Ainda assim a visto; ainda assim me dispo; enquanto rasgo as folhas na convicção baça de me serem peles. Até que uma cãibra e uma fadigazita nas mãos que uso para me arrancar me fazem parar. Em alternativa, arranco gaiola-fora, trocando as quatro paredes pelo montado quase-alentejano que me chama, apetrechado de fardos de palha. Se soubesse acreditar em pecados, defenderia ser heresia suspender também estes fardos de palha.
Esta noite, a palha não vai ser forragem para alimentar animal algum, se não o que habita em mim. Vai ser colchão. Talvez a terapia para tornar mais leves os fardos que carregamos seja isso mesmo: transformá-los em colchões de palha onde nos de(le)itamos. Talvez numa altura normal não me ocorresse tal metáfora, e a palha nada fosse para além de palha. São coisas que o cérebro nos dá para nos relembrar que precisa de ser amamentado. Escolho o fardo mais farfalhudo, onde me estico. Cerro os olhos. Os fios de palha cocegam-me a nudez envergonhada dos flancos que as anáduas de renda não escondem.
Agora sim: oxalá fosse mesmo de papel a pele que me faz; é que se assim fosse, talvez os fios de palha não se assemelhassem tanto a farpas que sussurram na epiderme, eriçando os pelos que não servem para empecilhar o sussurro. Abro os olhos. Só agora me apercebo de estar a ser flashada pelo clarão de luz que vem lá de cima. Fisgo as estrelas, que parecem pioneses inscritos numa infinita ardósia. Que memorandos fluorescentes afixarão elas nesse céu de ardósia? E que mensagem escreverão elas nesses memorandos fluorescentes?

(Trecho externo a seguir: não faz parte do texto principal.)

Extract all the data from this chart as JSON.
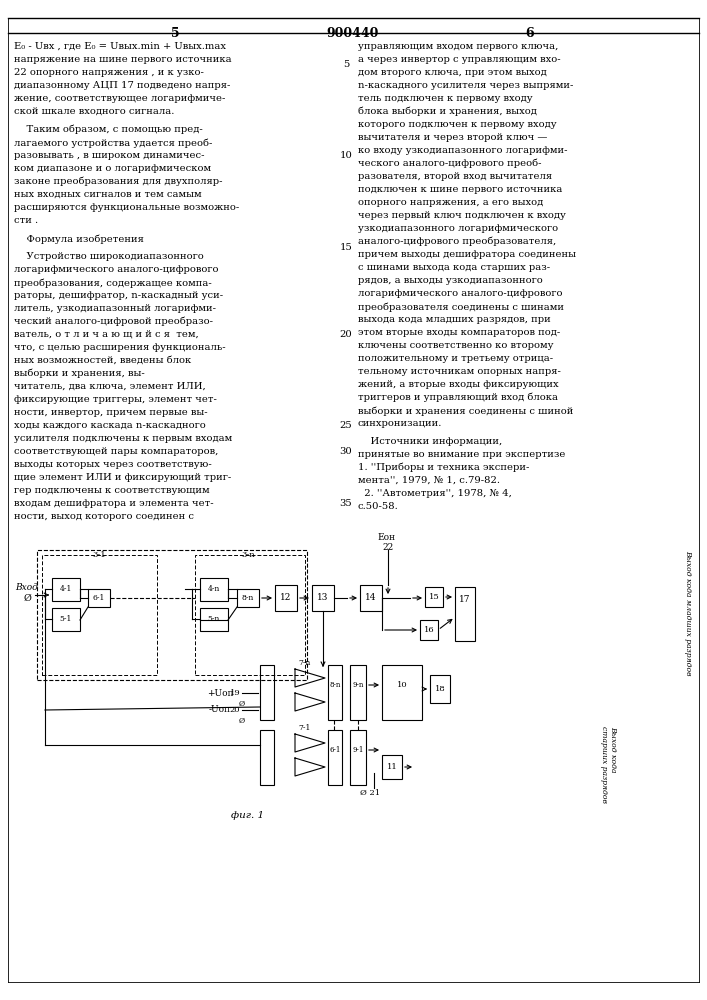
{
  "bg_color": "#ffffff",
  "header_num": "900440",
  "left_page": "5",
  "right_page": "6"
}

Acho que adivinho: “Morremos, mas, ainda nos vês.” É verdade. Parte da luz que fisgo provém de estrelas que já morreram, mas que continuam a luz que agora mesmo fisgo. Como se a luz das estrelas se assemelhasse a frenéticos e constantes fade ins que continuam piscando depois do último fade out. Concluo serem as estrelas uma metáfora para a vida suspensa: não há tantos fade outs que, na verdade são fade ins? Como os finais dos filmes que vemos e que são, simultaneamente, inícios da introspeção sobre a sua narrativa. As memórias e os nossos que já se foram de nós funcionam mais ou menos assim. Há certas memórias que podem desvanecer, mas que continuam, de alguma maneira, a emitir luz. Como se um semáforo aceso ao fundo da estrada, numa manhã enevoada.

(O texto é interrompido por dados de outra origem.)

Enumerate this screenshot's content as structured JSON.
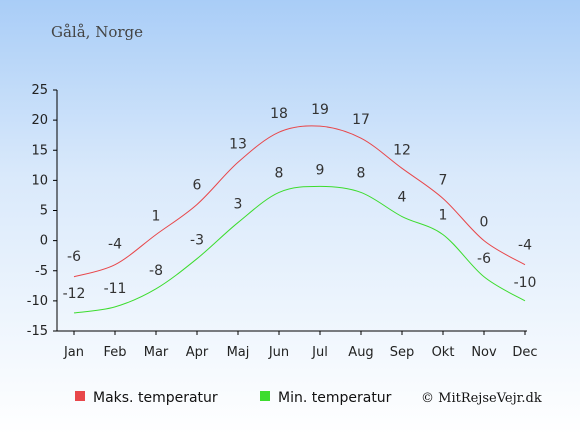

A primeira epifania a que hoje ascendo é de que o Sagan tinha razão: somos mesmo feitos de poeira estelar. Por seu lado, a segunda epifania é de que não está bem serem só as estrelas a contar-me memorandos que são histórias. Por isso, ofereço-me para lhes ser bardo de todas as noites. Um bardo que brada – pelo menos, neste montado a liberdade não foi fuzilada, por isso nada me impede de gritar. O grito volta a mim em eco. Os melros assobiam.

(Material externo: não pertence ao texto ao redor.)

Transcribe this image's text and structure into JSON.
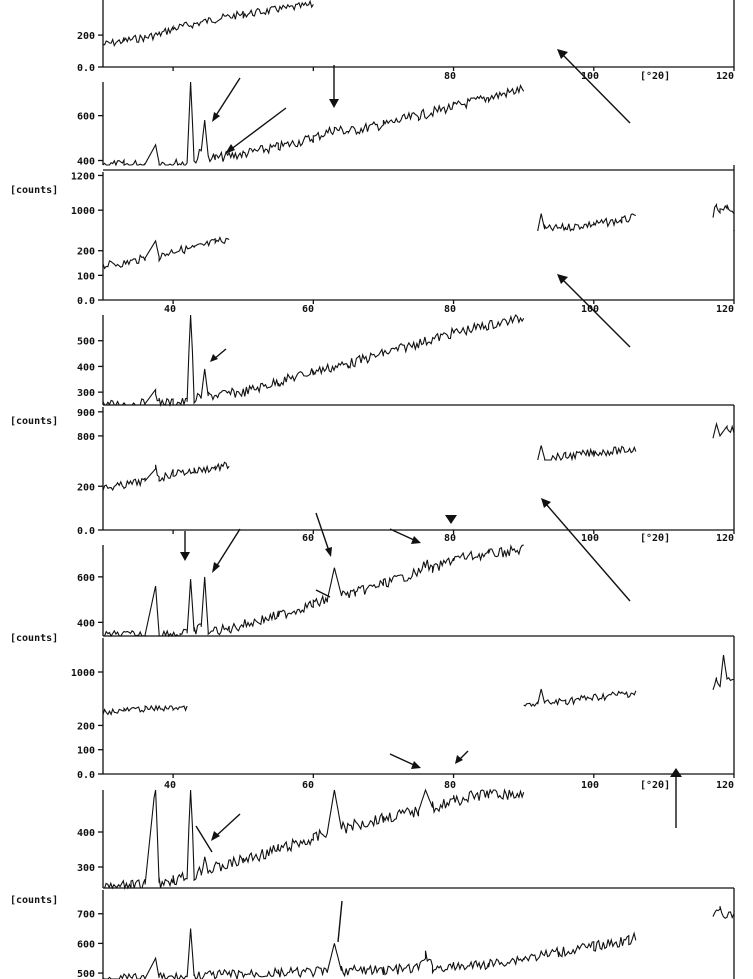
{
  "chart_data": {
    "type": "line",
    "title": "",
    "xlabel": "[°2θ]",
    "xlim": [
      30,
      120
    ],
    "ylabel": "[counts]",
    "x_ticks": [
      "40",
      "60",
      "80",
      "100",
      "120"
    ],
    "panels": [
      {
        "id": "p1",
        "y_ticks": [
          "0.0",
          "200"
        ],
        "ylim": [
          0,
          420
        ],
        "series": [
          {
            "x": [
              30,
              33,
              36,
              38,
              40,
              43,
              46,
              50,
              55,
              60
            ],
            "y": [
              140,
              165,
              185,
              205,
              240,
              270,
              300,
              330,
              360,
              390
            ]
          }
        ]
      },
      {
        "id": "p2",
        "y_ticks": [
          "400",
          "600"
        ],
        "ylim": [
          380,
          750
        ],
        "series": [
          {
            "x": [
              30,
              33,
              36,
              37.5,
              38,
              40,
              42,
              42.5,
              43,
              44,
              44.5,
              45,
              46,
              50,
              55,
              60,
              63,
              65,
              70,
              75,
              80,
              85,
              90
            ],
            "y": [
              380,
              380,
              385,
              470,
              390,
              385,
              390,
              760,
              395,
              440,
              580,
              420,
              410,
              430,
              460,
              500,
              540,
              530,
              560,
              600,
              640,
              680,
              720
            ]
          }
        ]
      },
      {
        "id": "p3",
        "y_ticks": [
          "1000",
          "1200"
        ],
        "ylim": [
          880,
          1220
        ],
        "series": [
          {
            "x": [
              92,
              92.5,
              93,
              96,
              100,
              104,
              106
            ],
            "y": [
              880,
              980,
              890,
              900,
              920,
              940,
              960
            ]
          },
          {
            "x": [
              117,
              117.5,
              118,
              119,
              120
            ],
            "y": [
              980,
              1010,
              990,
              1010,
              1000
            ]
          }
        ]
      },
      {
        "id": "p4",
        "y_ticks": [
          "0.0",
          "100",
          "200"
        ],
        "ylim": [
          0,
          280
        ],
        "series": [
          {
            "x": [
              30,
              33,
              36,
              37.5,
              38,
              40,
              43,
              46,
              48
            ],
            "y": [
              140,
              150,
              170,
              240,
              175,
              200,
              210,
              235,
              250
            ]
          }
        ]
      },
      {
        "id": "p5",
        "y_ticks": [
          "300",
          "400",
          "500"
        ],
        "ylim": [
          250,
          600
        ],
        "series": [
          {
            "x": [
              30,
              36,
              37.5,
              38,
              40,
              42,
              42.5,
              43,
              44,
              44.5,
              45,
              50,
              55,
              60,
              65,
              70,
              75,
              80,
              85,
              90
            ],
            "y": [
              250,
              255,
              310,
              260,
              258,
              262,
              650,
              270,
              280,
              390,
              285,
              300,
              340,
              380,
              410,
              450,
              490,
              530,
              560,
              590
            ]
          }
        ]
      },
      {
        "id": "p6",
        "y_ticks": [
          "800",
          "900"
        ],
        "ylim": [
          700,
          920
        ],
        "series": [
          {
            "x": [
              92,
              92.5,
              93,
              96,
              100,
              104,
              106
            ],
            "y": [
              700,
              760,
              705,
              715,
              730,
              740,
              745
            ]
          },
          {
            "x": [
              117,
              117.5,
              118,
              119,
              120
            ],
            "y": [
              790,
              850,
              800,
              840,
              820
            ]
          }
        ]
      },
      {
        "id": "p7",
        "y_ticks": [
          "0.0",
          "200"
        ],
        "ylim": [
          0,
          320
        ],
        "series": [
          {
            "x": [
              30,
              33,
              36,
              37.5,
              38,
              40,
              43,
              46,
              48
            ],
            "y": [
              190,
              205,
              225,
              280,
              235,
              260,
              270,
              285,
              295
            ]
          }
        ]
      },
      {
        "id": "p8",
        "y_ticks": [
          "400",
          "600"
        ],
        "ylim": [
          340,
          740
        ],
        "series": [
          {
            "x": [
              30,
              36,
              37.5,
              38,
              41,
              42,
              42.5,
              43,
              44,
              44.5,
              45,
              48,
              50,
              55,
              60,
              62,
              63,
              64,
              66,
              70,
              75,
              76,
              77,
              80,
              85,
              90
            ],
            "y": [
              340,
              345,
              560,
              350,
              348,
              352,
              590,
              360,
              380,
              600,
              360,
              370,
              390,
              430,
              480,
              500,
              640,
              520,
              530,
              570,
              620,
              660,
              630,
              680,
              700,
              720
            ]
          }
        ]
      },
      {
        "id": "p9",
        "y_ticks": [
          "1000"
        ],
        "ylim": [
          800,
          1200
        ],
        "series": [
          {
            "x": [
              90,
              92,
              92.5,
              93,
              96,
              100,
              104,
              106
            ],
            "y": [
              800,
              810,
              900,
              815,
              830,
              850,
              870,
              880
            ]
          },
          {
            "x": [
              117,
              117.5,
              118,
              118.5,
              119,
              120
            ],
            "y": [
              900,
              950,
              910,
              1100,
              960,
              940
            ]
          }
        ]
      },
      {
        "id": "p10",
        "y_ticks": [
          "0.0",
          "100",
          "200"
        ],
        "ylim": [
          0,
          280
        ],
        "series": [
          {
            "x": [
              30,
              33,
              36,
              40,
              42
            ],
            "y": [
              255,
              262,
              268,
              272,
              275
            ]
          }
        ]
      },
      {
        "id": "p11",
        "y_ticks": [
          "300",
          "400"
        ],
        "ylim": [
          240,
          520
        ],
        "series": [
          {
            "x": [
              30,
              34,
              36,
              37.5,
              38,
              40,
              42,
              42.5,
              43,
              44,
              44.5,
              45,
              50,
              55,
              60,
              62,
              63,
              64,
              70,
              75,
              76,
              77,
              80,
              85,
              90
            ],
            "y": [
              240,
              245,
              250,
              540,
              255,
              265,
              270,
              560,
              275,
              290,
              330,
              290,
              320,
              350,
              380,
              400,
              520,
              410,
              440,
              460,
              520,
              470,
              490,
              510,
              505
            ]
          }
        ]
      },
      {
        "id": "p12",
        "y_ticks": [
          "500",
          "600",
          "700"
        ],
        "ylim": [
          480,
          780
        ],
        "series": [
          {
            "x": [
              30,
              36,
              37.5,
              38,
              42,
              42.5,
              43,
              48,
              55,
              62,
              63,
              64,
              70,
              75,
              76,
              77,
              80,
              85,
              90,
              95,
              100,
              105,
              106
            ],
            "y": [
              480,
              482,
              550,
              484,
              486,
              650,
              490,
              495,
              500,
              505,
              600,
              508,
              510,
              515,
              560,
              518,
              520,
              530,
              550,
              570,
              590,
              610,
              620
            ]
          },
          {
            "x": [
              117,
              118,
              119,
              120
            ],
            "y": [
              680,
              720,
              690,
              700
            ]
          }
        ]
      }
    ],
    "grid": false,
    "legend": "none"
  }
}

Afinal, o eco é meu, é dos melros, ou seremos um e será o eco nosso? Não. Não poderemos ser um só porque um de nós tem a vida suspensa, e o outro não – o melro continua libertino, e este montado quase-alentejano nem desconfia da liberdade fuzilada aos citadinos. Ou...será que nos complementamos, e a não suspensão da vida dele sirva para me aperceber da não suspensão da minha, também?
Afinal de contas, nas gaiolas voa-se menos, mas, pelo menos, voa-se; e basta um toque leve para que o bicho-de-conta se desenrole.
Ana Rita Rodrigues
Eterna teísta praticante de Letras, para além de Licenciada em Jornalismo e Comunicação. Diz que lhe seduz os anónimos, os quais entende como projetos esculpíveis através da escrita. Não sabe que coisa ser "quando for grande", mas sabe que essa coisa passará pela criação de histórias e recriação de gentes.